Welcome To My First Next.js Website

By Will on

Like most people who work in online marketing, my go-to platform when setting up a website has always been WordPress. I decided to use my new personal blog as an excuse to try out Jamstack.

What Is Jamstack?

With a traditional website, when a web server receives a request, it has to query a database, and then build the HTML and content to deliver to the browser. This can be a slow process. With Jamstack you can utilise a technology called static site generation. This is where prebuilt static pages are already on the server and will load in an instant for any user. The advantage of this approach is faster websites that are more secure and flexible to develop.

I've dabbled in the past with the static site generator Hugo. The learning curve to build a static site in Hugo was relatively easy. The problem with my previous Hugo websites is that all the content was written in markdown within my Hugo app. Whilst this produced a super-quick website, it was a pain to manage. For this project I wanted to use a static site generator, but needed my content to be stored in a headless CMS.

Tech Stack

Static Site Generator

For static site generation I’ve chosen Next.js. Next.js is a framework used to build React applications. It comes with lots of additional features and SEO flexibility.

Headless CMS

For content management I’ve used Sanity CMS. I could have used another headless CMS such as Strapi or Contentful but Sanity seemed to have the easiest learning curve.

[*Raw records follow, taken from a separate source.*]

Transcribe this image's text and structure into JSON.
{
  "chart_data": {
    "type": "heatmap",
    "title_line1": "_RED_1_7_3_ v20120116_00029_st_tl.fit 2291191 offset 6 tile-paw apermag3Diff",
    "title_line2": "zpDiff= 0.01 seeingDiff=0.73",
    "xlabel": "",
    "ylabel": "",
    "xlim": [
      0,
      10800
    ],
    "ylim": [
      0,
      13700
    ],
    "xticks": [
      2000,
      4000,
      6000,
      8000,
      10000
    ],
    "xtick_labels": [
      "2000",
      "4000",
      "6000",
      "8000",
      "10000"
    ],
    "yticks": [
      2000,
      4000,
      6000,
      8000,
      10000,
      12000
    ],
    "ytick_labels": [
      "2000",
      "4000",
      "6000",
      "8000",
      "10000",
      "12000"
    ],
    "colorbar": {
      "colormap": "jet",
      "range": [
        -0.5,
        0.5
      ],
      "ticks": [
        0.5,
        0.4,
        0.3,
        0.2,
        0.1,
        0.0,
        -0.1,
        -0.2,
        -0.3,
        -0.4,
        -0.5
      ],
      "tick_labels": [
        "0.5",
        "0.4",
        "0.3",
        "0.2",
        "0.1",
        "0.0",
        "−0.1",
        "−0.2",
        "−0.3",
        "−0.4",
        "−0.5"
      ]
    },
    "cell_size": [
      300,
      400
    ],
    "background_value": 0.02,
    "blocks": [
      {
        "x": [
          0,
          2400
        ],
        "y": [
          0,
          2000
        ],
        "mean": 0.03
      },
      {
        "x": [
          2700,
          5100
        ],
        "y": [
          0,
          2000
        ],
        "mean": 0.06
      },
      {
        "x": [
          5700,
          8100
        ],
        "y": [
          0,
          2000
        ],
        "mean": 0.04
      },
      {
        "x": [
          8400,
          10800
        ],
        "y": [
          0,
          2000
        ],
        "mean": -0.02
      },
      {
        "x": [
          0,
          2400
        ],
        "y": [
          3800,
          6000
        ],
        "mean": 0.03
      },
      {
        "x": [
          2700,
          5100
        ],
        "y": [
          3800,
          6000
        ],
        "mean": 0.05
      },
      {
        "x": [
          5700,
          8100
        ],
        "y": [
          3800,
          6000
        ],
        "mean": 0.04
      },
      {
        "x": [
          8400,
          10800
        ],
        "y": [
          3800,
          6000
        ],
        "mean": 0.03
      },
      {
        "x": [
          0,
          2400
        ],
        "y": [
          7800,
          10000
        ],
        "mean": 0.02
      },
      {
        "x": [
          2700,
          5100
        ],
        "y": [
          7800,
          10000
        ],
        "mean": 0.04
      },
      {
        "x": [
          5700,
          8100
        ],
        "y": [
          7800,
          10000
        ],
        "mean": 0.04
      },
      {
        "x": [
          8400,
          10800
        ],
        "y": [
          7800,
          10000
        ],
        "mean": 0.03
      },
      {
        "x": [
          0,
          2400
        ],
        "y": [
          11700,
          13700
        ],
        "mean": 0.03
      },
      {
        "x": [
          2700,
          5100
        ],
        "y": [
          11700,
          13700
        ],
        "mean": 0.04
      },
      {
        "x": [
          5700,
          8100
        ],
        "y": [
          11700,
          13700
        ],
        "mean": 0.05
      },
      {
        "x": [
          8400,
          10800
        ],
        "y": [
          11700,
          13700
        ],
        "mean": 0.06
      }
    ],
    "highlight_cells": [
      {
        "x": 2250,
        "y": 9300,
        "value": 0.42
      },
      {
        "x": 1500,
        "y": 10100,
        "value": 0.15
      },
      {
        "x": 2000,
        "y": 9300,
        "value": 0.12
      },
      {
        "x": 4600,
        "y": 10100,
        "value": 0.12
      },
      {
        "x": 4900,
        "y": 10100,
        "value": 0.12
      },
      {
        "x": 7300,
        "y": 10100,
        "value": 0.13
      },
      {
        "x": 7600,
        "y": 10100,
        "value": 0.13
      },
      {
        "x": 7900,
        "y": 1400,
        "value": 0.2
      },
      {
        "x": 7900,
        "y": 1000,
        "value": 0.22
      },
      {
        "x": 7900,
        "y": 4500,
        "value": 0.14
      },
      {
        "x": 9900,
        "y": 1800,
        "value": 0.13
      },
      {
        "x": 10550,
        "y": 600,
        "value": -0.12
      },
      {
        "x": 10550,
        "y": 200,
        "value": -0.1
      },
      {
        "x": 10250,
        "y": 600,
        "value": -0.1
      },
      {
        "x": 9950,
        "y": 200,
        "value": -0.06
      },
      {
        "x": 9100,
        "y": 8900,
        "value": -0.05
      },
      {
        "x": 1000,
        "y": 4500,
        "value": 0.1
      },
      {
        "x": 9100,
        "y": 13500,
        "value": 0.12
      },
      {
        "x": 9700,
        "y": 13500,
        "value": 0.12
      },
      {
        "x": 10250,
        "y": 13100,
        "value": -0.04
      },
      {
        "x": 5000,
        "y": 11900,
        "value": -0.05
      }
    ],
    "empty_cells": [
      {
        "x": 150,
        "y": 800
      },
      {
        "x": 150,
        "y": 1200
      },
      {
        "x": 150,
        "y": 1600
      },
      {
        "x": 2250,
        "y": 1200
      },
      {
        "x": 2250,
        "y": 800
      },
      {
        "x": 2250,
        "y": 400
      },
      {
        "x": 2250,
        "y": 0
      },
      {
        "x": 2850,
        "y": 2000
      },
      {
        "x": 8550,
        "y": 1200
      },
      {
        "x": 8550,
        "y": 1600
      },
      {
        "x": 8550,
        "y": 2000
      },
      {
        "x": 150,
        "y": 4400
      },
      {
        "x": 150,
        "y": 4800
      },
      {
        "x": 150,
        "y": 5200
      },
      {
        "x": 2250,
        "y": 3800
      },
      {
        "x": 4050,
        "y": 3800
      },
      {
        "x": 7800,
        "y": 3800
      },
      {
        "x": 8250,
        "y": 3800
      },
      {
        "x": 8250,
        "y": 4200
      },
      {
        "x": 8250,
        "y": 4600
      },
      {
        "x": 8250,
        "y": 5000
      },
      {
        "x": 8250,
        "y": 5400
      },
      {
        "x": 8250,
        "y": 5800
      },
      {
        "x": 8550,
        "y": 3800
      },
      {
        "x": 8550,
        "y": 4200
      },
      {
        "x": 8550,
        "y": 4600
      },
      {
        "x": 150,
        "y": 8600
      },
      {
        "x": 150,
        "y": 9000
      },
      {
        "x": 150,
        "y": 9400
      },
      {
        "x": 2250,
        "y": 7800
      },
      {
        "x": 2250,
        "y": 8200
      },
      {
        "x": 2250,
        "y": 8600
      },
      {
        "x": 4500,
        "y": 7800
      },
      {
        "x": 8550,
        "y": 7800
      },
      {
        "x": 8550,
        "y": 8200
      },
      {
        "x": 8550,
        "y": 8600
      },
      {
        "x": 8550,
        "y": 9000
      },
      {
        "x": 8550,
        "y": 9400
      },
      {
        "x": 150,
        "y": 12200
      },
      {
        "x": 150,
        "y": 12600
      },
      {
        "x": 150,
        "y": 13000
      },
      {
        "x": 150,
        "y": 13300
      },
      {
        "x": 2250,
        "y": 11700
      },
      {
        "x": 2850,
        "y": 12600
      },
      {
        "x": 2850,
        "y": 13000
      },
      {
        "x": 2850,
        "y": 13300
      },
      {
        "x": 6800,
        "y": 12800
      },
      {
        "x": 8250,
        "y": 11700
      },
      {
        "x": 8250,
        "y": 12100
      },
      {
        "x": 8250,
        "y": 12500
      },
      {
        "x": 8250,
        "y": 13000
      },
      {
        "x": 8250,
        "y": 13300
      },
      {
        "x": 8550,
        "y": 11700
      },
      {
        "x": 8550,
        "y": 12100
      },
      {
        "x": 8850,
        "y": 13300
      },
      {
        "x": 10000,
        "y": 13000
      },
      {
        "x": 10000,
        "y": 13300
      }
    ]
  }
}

Finally, the website itself is hosted on Vercel. Vercel is the company behind Next.js and provides the perfect infrastructure to host and deploy static websites.

Building The Site

Admittedly the learning curve to set up this site was tougher than I anticipated. I know my way around JavaScript but I'm by no means a JavaScript developer. This website was my first introduction to the JavaScript React framework which is in itself a challenge. ES6 JavaScript developers will definitely find it easier.

Connecting Next.js to Sanity

The next challenge was connecting the Next.js front end with the Sanity CMS backend. Through NPM you install Sanity Studio on your local machine where you can add and manage content. Sanity Studio will generate queries using the GROQ query language.

Next.js uses a built-in function called getStaticProps to fetch data from an external source when building your pages. You use getStaticProps to query your Sanity CMS and populate your statically generated pages with content.

Deploying and Hosting

Getting the website live was probably the easiest part of the process. Vercel (the company behind Next.js) provide free hosting for simple hobby websites. All you have to do is link your Vercel account with your Git repo. Then whenever you push your site to Git, Vercel will rebuild your static pages and deploy your site.

One challenge was automating the Vercel 'build' process each time I publish new content to Sanity. Otherwise I would have to manually run rebuild the website every time I changed my content. Vercel solve this by providing something called 'Deploy Hooks'. This is essentially a URL that on request will trigger a site rebuild. You generate your Vercel deploy hook, then go into your Sanity account where you can create a webhook. You configure Sanity to call your deploy hook whenever you make a content change. This will trigger Vercel to rebuild your website and pull in the freshest content.

This is a tiny website so rebuilding all pages every time I publish content isn't an issue. But for a bigger static website I would want to use the Next.js incremental static regeneration which only rebuilds specific pages as and when content changes.